Woodshock è il lento fondersi di differenti dimensioni: il Sogno e la Realtà, l'Io e il Tutto, la Civiltà e la Natura. Torna all'Eden vontrieriano lasciando la donna (vontrieriana Kirsten Dunst) da sola immersa nei suoi incubi. Il bosco è l'ambientazione dei suoi continui sogni/ricordi, memorie di tempi candidi irraggiungibili, ma qualcosa sembra inquinare quei luoghi: un rimorso?, una perdita?, un rancore? Theresa non distingue più i contorni delle cose, le superfici delle cose sono macchiate di nostalgia e profezie, e anche per lo spettatore la superficie vivida dell'immagine non è più una garanzia, perché può improvvisamente sprofondare, rivelare il consueto inganno della bidimensionalità. Ogni oggetto è potenzialmente un prisma di luce, che riflette l'infinità dei colori. Nello stacco di montaggio sta quella tensione osmotica fra le parti, fra le dimensioni, come se i cambi di inquadratura fossero membrane semipermeabili di mondi distanti che potrebbero incrociarsi, e che durante Woodshock vanno sempre più incrociandosi.

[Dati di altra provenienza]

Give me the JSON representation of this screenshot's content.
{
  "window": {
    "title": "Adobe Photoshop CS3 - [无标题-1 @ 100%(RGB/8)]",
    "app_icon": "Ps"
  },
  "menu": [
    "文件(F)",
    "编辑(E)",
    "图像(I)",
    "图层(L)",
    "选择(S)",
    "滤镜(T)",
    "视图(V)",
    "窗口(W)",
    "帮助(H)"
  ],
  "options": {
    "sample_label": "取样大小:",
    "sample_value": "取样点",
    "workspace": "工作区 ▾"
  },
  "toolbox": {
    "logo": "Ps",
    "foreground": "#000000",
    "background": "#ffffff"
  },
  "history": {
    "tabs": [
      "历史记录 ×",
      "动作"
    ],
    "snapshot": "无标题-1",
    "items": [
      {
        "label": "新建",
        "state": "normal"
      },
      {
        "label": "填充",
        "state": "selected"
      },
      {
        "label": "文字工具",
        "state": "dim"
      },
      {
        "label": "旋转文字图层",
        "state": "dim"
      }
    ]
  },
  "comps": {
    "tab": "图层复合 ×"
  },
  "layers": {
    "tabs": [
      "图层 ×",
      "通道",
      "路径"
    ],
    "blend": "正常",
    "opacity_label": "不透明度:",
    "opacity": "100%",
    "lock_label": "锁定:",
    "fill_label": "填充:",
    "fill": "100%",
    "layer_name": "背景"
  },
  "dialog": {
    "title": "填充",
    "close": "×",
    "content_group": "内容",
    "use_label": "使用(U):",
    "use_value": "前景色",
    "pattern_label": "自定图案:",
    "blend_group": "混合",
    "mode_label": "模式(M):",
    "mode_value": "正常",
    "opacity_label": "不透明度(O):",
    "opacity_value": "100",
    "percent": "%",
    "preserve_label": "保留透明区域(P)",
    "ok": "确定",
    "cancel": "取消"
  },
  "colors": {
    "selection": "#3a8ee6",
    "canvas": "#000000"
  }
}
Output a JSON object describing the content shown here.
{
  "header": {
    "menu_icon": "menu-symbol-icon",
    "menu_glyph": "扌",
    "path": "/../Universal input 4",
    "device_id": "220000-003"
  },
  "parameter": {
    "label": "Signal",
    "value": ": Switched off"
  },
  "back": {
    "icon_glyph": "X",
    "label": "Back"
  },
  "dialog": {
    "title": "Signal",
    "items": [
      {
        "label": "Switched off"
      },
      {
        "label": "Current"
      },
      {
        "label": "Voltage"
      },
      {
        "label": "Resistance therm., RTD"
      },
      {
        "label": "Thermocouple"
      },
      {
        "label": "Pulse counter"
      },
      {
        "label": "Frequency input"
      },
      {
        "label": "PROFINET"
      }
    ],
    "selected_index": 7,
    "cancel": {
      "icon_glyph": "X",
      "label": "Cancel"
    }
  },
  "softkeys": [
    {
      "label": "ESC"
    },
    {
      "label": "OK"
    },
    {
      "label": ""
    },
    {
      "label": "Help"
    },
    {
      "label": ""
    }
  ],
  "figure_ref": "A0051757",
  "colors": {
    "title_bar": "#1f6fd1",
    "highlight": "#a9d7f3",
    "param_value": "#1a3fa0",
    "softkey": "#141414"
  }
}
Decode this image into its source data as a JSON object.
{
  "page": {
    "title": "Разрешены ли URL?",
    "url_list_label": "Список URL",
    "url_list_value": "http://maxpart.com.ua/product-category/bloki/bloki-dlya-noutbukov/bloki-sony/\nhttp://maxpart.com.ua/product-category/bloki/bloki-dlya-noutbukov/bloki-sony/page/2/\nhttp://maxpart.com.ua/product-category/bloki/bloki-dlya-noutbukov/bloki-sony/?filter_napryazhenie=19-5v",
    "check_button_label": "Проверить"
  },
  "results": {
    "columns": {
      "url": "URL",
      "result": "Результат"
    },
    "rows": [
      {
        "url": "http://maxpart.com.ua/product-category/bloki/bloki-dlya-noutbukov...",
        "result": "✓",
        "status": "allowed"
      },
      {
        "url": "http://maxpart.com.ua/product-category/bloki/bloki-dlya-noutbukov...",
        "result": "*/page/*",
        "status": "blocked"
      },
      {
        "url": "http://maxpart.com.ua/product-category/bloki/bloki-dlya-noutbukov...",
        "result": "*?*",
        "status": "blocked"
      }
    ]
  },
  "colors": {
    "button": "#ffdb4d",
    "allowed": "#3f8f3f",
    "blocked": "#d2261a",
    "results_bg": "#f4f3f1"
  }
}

La trama di Woodshock è talmente esile che si farebbero eccessive anticipazioni anche raccontandone il minimo sviluppo, ma tanto è un pretesto, o il mezzo per compiere un miracolo: può farsi un lungometraggio narrativo che conviva con le sperimentazioni neo-avanguardistiche newyorkesi degli anni '50 e '60? Possono i fiori di Marie Menken e i lampeggiamenti di Peter Kubelka intervallare la storia di una giovane depressa che aiuta chi vuole farla finita a morire?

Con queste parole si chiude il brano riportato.